[Corpora-List] Is a complete grammar possible (beyond thecorpus itself)?

Thu Sep 6 16:25:30 UTC 2007

There are still Chomskyans on the prowl though:

http://www.amazon.com/Atoms-Language-Minds-Hidden-Grammar/dp/019860632X/ref=
pd_bbs_sr_1/103-3873164-6759834?ie=UTF8
<http://www.amazon.com/Atoms-Language-Minds-Hidden-Grammar/dp/019860632X/ref
=pd_bbs_sr_1/103-3873164-6759834?ie=UTF8&s=books&qid=1189095805&sr=8-1>
&s=books&qid=1189095805&sr=8-1

-Rich

  _____  

From: corpora-bounces at uib.no [mailto:corpora-bounces at uib.no] On Behalf Of
Rob Freeman
Sent: Wednesday, September 05, 2007 8:01 AM
To: David Brooks; CORPORA at UIB.NO
Subject: Re: [Corpora-List] Is a complete grammar possible (beyond thecorpus
itself)?

Hi David,

Thanks for looking at this so closely.

Yes, you are exactly right. What I am suggesting is slightly different to
Oliver's interpretation. Though Oliver's issue (dialectal differences?) can
be integrated easily. 

On 9/5/07, David Brooks <d.j.brooks at cs.bham.ac.uk> wrote:

First, I think that storing a corpus verbatim and attempting to recover
different information according to context is a great idea for
computational linguistics, and particularly in combining machine
learning approaches into language models. However, I'm not sure how well 
it stands up (or whether it is even intended) as an account of human
language learning. Is there evidence from psycholinguistics that
supports or contradicts the claim that humans store all their linguistic
experience?

I think there is evidence. The importance of collocation and detail of
phraseology could be interpreted as such.

People will say there is clear evidence we recall only the gist. I agree,
but think this is because we "recall" based on meaning, and meaning is
defined by _sets_ of examples ( c.f. exemplar theory.) So we remember all
the individual examples in a set of exemplars, but can only "recall" the set
as a whole.

For example. I can't "recall" everything I read verbatim, but, anecdotally,
I may hear a sentence from a book I read years ago, and "remember" it
instantly (including maybe what I was doing at the time I read it.) 

Since "context" often includes the state of the world or other beings, is
the totality of human experience stored? 

I don't think everything is stored, but what is stored I think is stored
verbatim. (We may lose bits of it, but what we lose is not systematic.)

Second, some of the most controversial (in terms of generating debate)
aspects of Chomsky's approach are those that suggest that language faculties
are innate and specialised to deal only with language. These still pertain
(as issues to address) in a "combine several models according to context"
approach:
- which models will you use in your combination? Are they innate? Do they
represent "intelligence" that is specific to dealing with language (as
opposed to more general forms of intelligent behaviours)? 
- how do you define context? I assume context is defined in relation to a
model, so again, is this innate?

Actually I'm not so much suggesting that we integrate existing models. I'm
suggesting we focus instead on ways of finding models, or grammars, in short
grammatical induction, especially distributional analysis.
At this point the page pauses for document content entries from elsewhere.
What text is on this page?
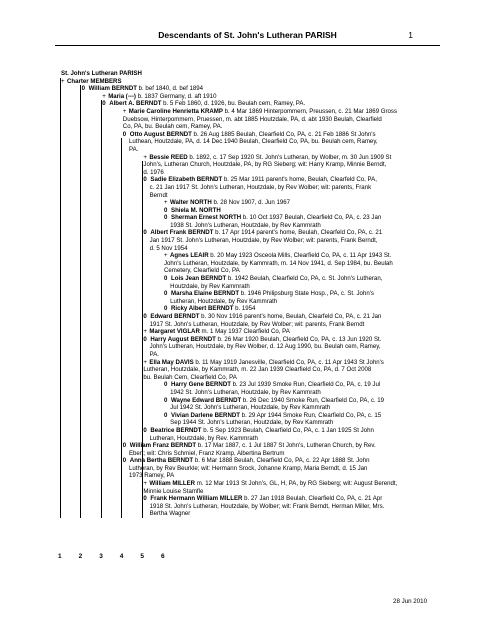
Descendants of St. John's Lutheran PARISH	1
St. John's Lutheran PARISH
+ Charter MEMBERS
0 William BERNDT b. bef 1840, d. bef 1894
+ Maria (---) b. 1837 Germany, d. aft 1910
0 Albert A. BERNDT b. 5 Feb 1860, d. 1926, bu. Beulah cem, Ramey, PA.
+ Marie Caroline Henrietta KRAMP b. 4 Mar 1869 Hinterpommern, Preussen, c. 21 Mar 1869 Gross
Duebsow, Hinterpommern, Pruessen, m. abt 1885 Houtzdale, PA, d. abt 1930 Beulah, Clearfield
Co, PA, bu. Beulah cem, Ramey, PA.
0 Otto August BERNDT b. 26 Aug 1885 Beulah, Clearfield Co, PA, c. 21 Feb 1886 St John's
Luthean, Houtzdale, PA, d. 14 Dec 1940 Beulah, Clearfield Co, PA, bu. Beulah cem, Ramey,
PA.
+ Bessie REED b. 1892, c. 17 Sep 1920 St. John's Lutheran, by Wolber, m. 30 Jun 1909 St
John's, Lutheran Church, Houtzdale, PA, by RG Sieberg; wit: Harry Kramp, Minnie Berndt,
d. 1976
0 Sadie Elizabeth BERNDT b. 25 Mar 1911 parent's home, Beulah, Clearfeld Co, PA,
c. 21 Jan 1917 St. John's Lutheran, Houtzdale, by Rev Wolber; wit: parents, Frank
Berndt
+ Walter NORTH b. 28 Nov 1907, d. Jun 1967
0 Shiela M. NORTH
0 Sherman Ernest NORTH b. 10 Oct 1937 Beulah, Clearfield Co, PA, c. 23 Jan
1938 St. John's Lutheran, Houtzdale, by Rev Kammrath
0 Albert Frank BERNDT b. 17 Apr 1914 parent's home, Beulah, Clearfeld Co, PA, c. 21
Jan 1917 St. John's Lutheran, Houtzdale, by Rev Wolber; wit: parents, Frank Berndt,
d. 5 Nov 1954
+ Agnes LEAIR b. 20 May 1923 Osceola Mills, Clearfield Co, PA, c. 11 Apr 1943 St.
John's Lutheran, Houtzdale, by Kammrath, m. 14 Nov 1941, d. Sep 1984, bu. Beulah
Cemetery, Clearfield Co, PA
0 Lois Jean BERNDT b. 1942 Beulah, Clearfield Co, PA, c. St. John's Lutheran,
Houtzdale, by Rev Kammrath
0 Marsha Elaine BERNDT b. 1946 Philipsburg State Hosp., PA, c. St. John's
Lutheran, Houtzdale, by Rev Kammrath
0 Ricky Albert BERNDT b. 1954
0 Edward BERNDT b. 30 Nov 1916 parent's home, Beulah, Clearfeld Co, PA, c. 21 Jan
1917 St. John's Lutheran, Houtzdale, by Rev Wolber; wit: parents, Frank Berndt
+ Margaret VIGLAR m. 1 May 1937 Clearfield Co, PA
0 Harry August BERNDT b. 26 Mar 1920 Beulah, Clearfield Co, PA, c. 13 Jun 1920 St.
John's Lutheran, Houtzdale, by Rev Wolber, d. 12 Aug 1990, bu. Beulah cem, Ramey,
PA.
+ Ella May DAVIS b. 11 May 1919 Janesville, Clearfield Co, PA, c. 11 Apr 1943 St John's
Lutheran, Houtzdale, by Kammrath, m. 22 Jan 1939 Clearfield Co, PA, d. 7 Oct 2008
bu. Beulah Cem, Clearfield Co, PA
0 Harry Gene BERNDT b. 23 Jul 1939 Smoke Run, Clearfield Co, PA, c. 19 Jul
1942 St. John's Lutheran, Houtzdale, by Rev Kammrath
0 Wayne Edward BERNDT b. 26 Dec 1940 Smoke Run, Clearfield Co, PA, c. 19
Jul 1942 St. John's Lutheran, Houtzdale, by Rev Kammrath
0 Vivian Darlene BERNDT b. 29 Apr 1944 Smoke Run, Clearfield Co, PA, c. 15
Sep 1944 St. John's Lutheran, Houtzdale, by Rev Kammrath
0 Beatrice BERNDT b. 5 Sep 1923 Beulah, Clearfield Co, PA, c. 1 Jan 1925 St John
Lutheran, Houtzdale, by Rev. Kammrath
0 William Franz BERNDT b. 17 Mar 1887, c. 1 Jul 1887 St John's, Lutheran Church, by Rev.
Ebert; wit: Chris Schmiel, Franz Kramp, Albertina Bertrum
0 Anna Bertha BERNDT b. 6 Mar 1888 Beulah, Clearfield Co, PA, c. 22 Apr 1888 St. John
Lutheran, by Rev Beurkle; wit: Hermann Srock, Johanne Kramp, Maria Berndt, d. 15 Jan
1973 Ramey, PA
+ William MILLER m. 12 Mar 1913 St John's, GL, H, PA, by RG Sieberg; wit: August Berendt,
Minnie Louise Stamfle
0 Frank Hermann William MILLER b. 27 Jan 1918 Beulah, Clearfield Co, PA, c. 21 Apr
1918 St. John's Lutheran, Houtzdale, by Wolber; wit: Frank Berndt, Herman Miller, Mrs.
Bertha Wagner
1	2	3	4	5	6
28 Jun 2010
As far as contexts go I think typically grammatical induction gets good
results even just by clustering words on immediate contexts ( e.g. one
word.)

I only have one issue. As far as I am concerned grammatical induction has be
held up only by the (almost?) universal assumption it should be possible to
generalize grammar globally. 

Change that one assumption and I think we will immediately start to produce
very useful results.

As a corollary I don't think the generalization mechanism is specific to
language at all. I am sure it is general to all perceptual (intelligent?)
behaviour. 

How do you use context to trigger events?

Crudely put, I filter the possible grammar of each word on its context.
Other than that it is done in much the same way as grammatical induction is
done now. 

In grammatical induction you cluster the contexts of a word to "learn" a
grammatical class for it. I do the same. It is just that now I "learn" a
different class for each word, depending on what word is adjoining. So if
"black" adjoins "coffee", I "cluster" a different class for "black" than I
would if "cloud" were adjoining. 

I'd also like to return to one of Rob's much earlier points: that there is
little previous work on ideas akin to his. I can see a few parallels between
Rob's suggestion and the work of Rodney Brooks (no relation) in the field of
behaviour-based robotics. Brooks claimed that robots with internal
representations of the world suffered because their models were perpetually
out-of-sync with the world. He suggested a "world as its own best model"
theory, where the robot operates on percepts obtained from the world, and
avoids internal representation. I see this as similar to Rob's suggestion of
keeping the corpus, which acts as our "world", and avoiding a single-grammar
abstraction that might not fully account for the corpus. (I would agree with
Diana Santos' claim that a corpus is only a sample -- and an impoverished
sample in terms of contextual information -- of the world at a given time.)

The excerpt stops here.